Monday, January 18, 2016

Make Hot Chocolate From Scratch

MMmmm... cold weather, hot chocolate. The two just go to together, but even if we don't have cold weather, a cup of creamy hot chocolate is satisfying to the point of making us feel guilty!

On the side of Hershey's powdered baking cocoa used to be a recipe that we used long before there was any such thing as hot chocolate mix or "instant" hot chocolate. It's simple and not hard at all, and, like most from scratch foods and drinks, it tastes better than the premade variety.

It goes like this:

  • 1/4 cup baking cocoa powder
  • 1/2 cup sugar (start with a little less and add more to suit yourself when it's done)
  • Pinch of salt.
  • Quart of milk
  • 3/4 teaspoon of vanilla

Mix these ingredients in a large saucepan and add about a quarter to a third cup of hot water to dissolve the sugar and mix the chocolate in. Bring this to a boil and boil a couple of minutes, then add the milk all at once and heat thoroughly. Add the vanilla just before serving. Yield: 4 cups.

Monday, January 11, 2016

Frugal Living and Food

I've been writing about frugal living on the internet for around 20 years, and since the cost of food is one of the few expenses that are under our control, I have written about that often.

Some of those articles are still floating around the internet, so I'd like to share some of them with you:

Tomatoes: Keeping Beyond Canning

Self Sufficient, Food Wise

Brand Name Mania 

Dehydrating Food (Extremely Frugal)

Stock Up On Free Food

Save on Groceries by Using Less Meat

Saturday, January 2, 2016

How to Keep From Wasting Fresh Vegetables

Those fresh vegetables look so good in the store! Probably because of well thought out marketing, like lighting and display, and it works even on those of us who think we're hardened against marketing ploys.

It's easy enough to buy more than we can eat before it goes bad, so it makes sense to find a way to keep them. Some vegetables are easier than others to preserve. For instance, lettuce doesn't freeze, dehydrate or can well.
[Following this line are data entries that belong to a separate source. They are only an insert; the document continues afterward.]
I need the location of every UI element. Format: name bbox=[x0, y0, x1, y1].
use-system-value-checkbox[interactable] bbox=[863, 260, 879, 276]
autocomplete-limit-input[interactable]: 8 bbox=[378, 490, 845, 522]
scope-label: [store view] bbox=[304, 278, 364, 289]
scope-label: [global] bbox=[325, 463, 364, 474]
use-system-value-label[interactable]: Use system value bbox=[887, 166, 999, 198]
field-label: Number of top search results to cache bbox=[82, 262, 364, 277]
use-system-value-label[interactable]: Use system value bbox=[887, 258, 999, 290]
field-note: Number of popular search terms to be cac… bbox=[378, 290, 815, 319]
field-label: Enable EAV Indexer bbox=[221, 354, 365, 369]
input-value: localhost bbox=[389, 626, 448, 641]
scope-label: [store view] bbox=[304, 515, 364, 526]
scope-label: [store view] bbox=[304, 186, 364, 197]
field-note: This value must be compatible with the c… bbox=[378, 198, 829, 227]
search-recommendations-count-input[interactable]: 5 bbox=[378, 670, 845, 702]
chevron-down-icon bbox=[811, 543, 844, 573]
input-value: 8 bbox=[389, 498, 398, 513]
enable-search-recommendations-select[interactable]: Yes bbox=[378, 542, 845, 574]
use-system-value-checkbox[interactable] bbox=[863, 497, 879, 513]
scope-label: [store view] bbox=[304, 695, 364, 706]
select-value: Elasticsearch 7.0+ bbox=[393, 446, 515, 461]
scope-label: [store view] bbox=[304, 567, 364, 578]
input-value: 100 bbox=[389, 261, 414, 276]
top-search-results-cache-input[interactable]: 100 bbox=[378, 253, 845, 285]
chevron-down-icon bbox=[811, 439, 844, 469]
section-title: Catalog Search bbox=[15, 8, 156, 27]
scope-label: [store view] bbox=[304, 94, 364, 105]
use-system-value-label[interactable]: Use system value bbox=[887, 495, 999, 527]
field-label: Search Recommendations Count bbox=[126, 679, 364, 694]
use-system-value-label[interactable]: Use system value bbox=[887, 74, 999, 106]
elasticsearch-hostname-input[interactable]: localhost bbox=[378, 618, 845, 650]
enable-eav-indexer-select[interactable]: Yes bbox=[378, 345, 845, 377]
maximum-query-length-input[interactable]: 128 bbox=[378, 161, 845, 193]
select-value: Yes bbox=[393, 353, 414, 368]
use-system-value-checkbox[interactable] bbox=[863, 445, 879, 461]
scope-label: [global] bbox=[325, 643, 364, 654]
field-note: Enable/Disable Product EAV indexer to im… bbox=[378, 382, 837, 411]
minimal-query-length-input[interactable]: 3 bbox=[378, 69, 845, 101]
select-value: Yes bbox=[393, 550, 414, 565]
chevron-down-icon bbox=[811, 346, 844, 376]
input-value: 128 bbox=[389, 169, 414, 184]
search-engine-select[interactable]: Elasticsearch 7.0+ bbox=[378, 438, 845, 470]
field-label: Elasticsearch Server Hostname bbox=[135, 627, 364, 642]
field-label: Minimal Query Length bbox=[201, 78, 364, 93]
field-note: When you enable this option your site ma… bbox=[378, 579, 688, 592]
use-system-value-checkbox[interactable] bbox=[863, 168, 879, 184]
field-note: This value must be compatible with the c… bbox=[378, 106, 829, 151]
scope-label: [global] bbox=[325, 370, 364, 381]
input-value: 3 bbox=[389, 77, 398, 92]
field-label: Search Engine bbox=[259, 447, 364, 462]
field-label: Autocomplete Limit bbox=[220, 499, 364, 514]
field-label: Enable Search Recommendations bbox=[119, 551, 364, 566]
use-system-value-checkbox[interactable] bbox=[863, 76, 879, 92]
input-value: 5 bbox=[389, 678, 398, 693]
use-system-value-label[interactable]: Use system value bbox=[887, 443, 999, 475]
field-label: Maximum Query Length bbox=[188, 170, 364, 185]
However, keeping carrots for  long time in the refrigerator is easy. Rinse them and let them drain. They should be moist but not wet. Put them in a plastic bag with a good closure and put them in the vegetable drawer. I have kept carrots for months like this. They can also be frozen or canned if you have enough to make it worthwhile.

Celery keeps fairly well, but don't close it up in a bag. A little moisture to the root end of a bunch seems to help. Some people say wrapping it in aluminum foil will make it last longer, but I haven't had much luck with that method.

What else? If you buy things like green beans, peas. Brussels sprouts and so on, it's best to freeze them within a few days. They go bad quickly. Blanching them will keep their flavor and texture better. There are lists and tables of blanching times for most vegetables and fruits, but I have found that two minutes for small things like peas and three minutes for larger pieces like Brussels sprouts do the trick. It's not an exact science.

There are far too many vegetables to address all in one post, but it's not hard to look up whatever you have to see what is the best way to preserve it. Not wasting the food you have is one of the best basic food saving ideas there is!